Issues of placement of this new config file, it might need to be in the project directory?

Only if PHPCS uses dirname($xmlPath) for something like computing absolute paths for include patterns.

There's ~/.atom folder on my machine, which contains atom-specific things (the path could be obtained from atom.getConfigDirPath()). phpcs configs for atom-specific extension sounds like a good fit. You'd use something like ~/.atom/linter-phpcs/${encodeUri(originalXmlPath)}.xml to allow multiple processed xmls to be stored.

Potential bugs in phpcs's ability to specify a configuration file override.

Then people would complain about linter-phpcs.codeStandardOrConfigFile setting not working - did they?

Option 3 I'd like to avoid as well, since the entire goal of this is that it should be the same as running phpcs from the CLI.

Isn't this extension long past the point where it was true? I've just checked - linter-phpcs effectively runs this with my phpcs version:

cd /home/weirdan/src/project/
vendor/bin/phpcs \ 
  --report=json \
  --encoding=UTF-8 \
  --standard=/home/weirdan/src/project/phpcs.xml \
  --warning-severity=1 \
  -s \
  --stdin-path=/home/weirdan/src/project/src/path/to/file.php \
  < /home/weirdan/src/project/src/path/to/file.php

— far from what I would run:

cd /home/weirdan/src/project/
phpcs
Arcanemagus commented 7 years ago

Only if PHPCS uses dirname($xmlPath) for something like computing absolute paths for include patterns.

I'm pretty sure config files can reference custom rules with relative paths, meaning the config will likely have to be in the same directory as the current config.


Then people would complain about linter-phpcs.codeStandardOrConfigFile setting not working - did they?

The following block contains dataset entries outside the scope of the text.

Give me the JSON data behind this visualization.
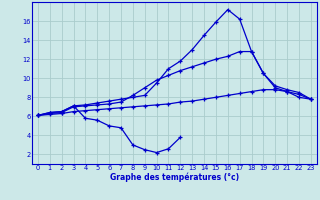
{
  "xlabel": "Graphe des températures (°c)",
  "bg_color": "#cce8e8",
  "line_color": "#0000cc",
  "grid_color": "#aacccc",
  "xlim": [
    -0.5,
    23.5
  ],
  "ylim": [
    1,
    18
  ],
  "xticks": [
    0,
    1,
    2,
    3,
    4,
    5,
    6,
    7,
    8,
    9,
    10,
    11,
    12,
    13,
    14,
    15,
    16,
    17,
    18,
    19,
    20,
    21,
    22,
    23
  ],
  "yticks": [
    2,
    4,
    6,
    8,
    10,
    12,
    14,
    16
  ],
  "line1_x": [
    0,
    1,
    2,
    3,
    4,
    5,
    6,
    7,
    8,
    9,
    10,
    11,
    12
  ],
  "line1_y": [
    6.1,
    6.4,
    6.5,
    7.1,
    5.8,
    5.6,
    5.0,
    4.8,
    3.0,
    2.5,
    2.2,
    2.6,
    3.8
  ],
  "line2_x": [
    0,
    1,
    2,
    3,
    4,
    5,
    6,
    7,
    8,
    9,
    10,
    11,
    12,
    13,
    14,
    15,
    16,
    17,
    18,
    19,
    20,
    21,
    22,
    23
  ],
  "line2_y": [
    6.1,
    6.4,
    6.5,
    7.1,
    7.2,
    7.4,
    7.6,
    7.8,
    8.0,
    8.2,
    9.5,
    11.0,
    11.8,
    13.0,
    14.5,
    15.9,
    17.2,
    16.2,
    12.8,
    10.5,
    9.0,
    8.6,
    8.0,
    7.8
  ],
  "line3_x": [
    0,
    1,
    2,
    3,
    4,
    5,
    6,
    7,
    8,
    9,
    10,
    11,
    12,
    13,
    14,
    15,
    16,
    17,
    18,
    19,
    20,
    21,
    22,
    23
  ],
  "line3_y": [
    6.1,
    6.3,
    6.4,
    7.0,
    7.1,
    7.2,
    7.3,
    7.5,
    8.2,
    9.0,
    9.8,
    10.3,
    10.8,
    11.2,
    11.6,
    12.0,
    12.3,
    12.8,
    12.8,
    10.5,
    9.2,
    8.8,
    8.5,
    7.8
  ],
  "line4_x": [
    0,
    1,
    2,
    3,
    4,
    5,
    6,
    7,
    8,
    9,
    10,
    11,
    12,
    13,
    14,
    15,
    16,
    17,
    18,
    19,
    20,
    21,
    22,
    23
  ],
  "line4_y": [
    6.1,
    6.2,
    6.3,
    6.5,
    6.6,
    6.7,
    6.8,
    6.9,
    7.0,
    7.1,
    7.2,
    7.3,
    7.5,
    7.6,
    7.8,
    8.0,
    8.2,
    8.4,
    8.6,
    8.8,
    8.8,
    8.6,
    8.3,
    7.8
  ]
}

Ha, when I wrote that I was just assuming that like most other options that was broken at some point in PHPCS's past, looks like we handle that the same for all versions so we are probably okay here.

far from what I would run

Maybe, but it's certainly possible to run it like that.

Note that --report=json, --encoding=UTF-8, and --stdin-path are "interal" to get JSON output, and because we are passing in the content via STDIN (you missed the trailing - option btw). --warning-severity is actually the default value, the logic around that could be improved to just not send it if so. -s is to show the source, so if you wanted that you would need to be specifying it on the CLI as well.

That just leaves --standard, which some versions of PHPCS didn't find automatically, while for most the one we specify is the same it would find automatically.

So although you may not type all that out manually, the only major differences there are --report=json and -s.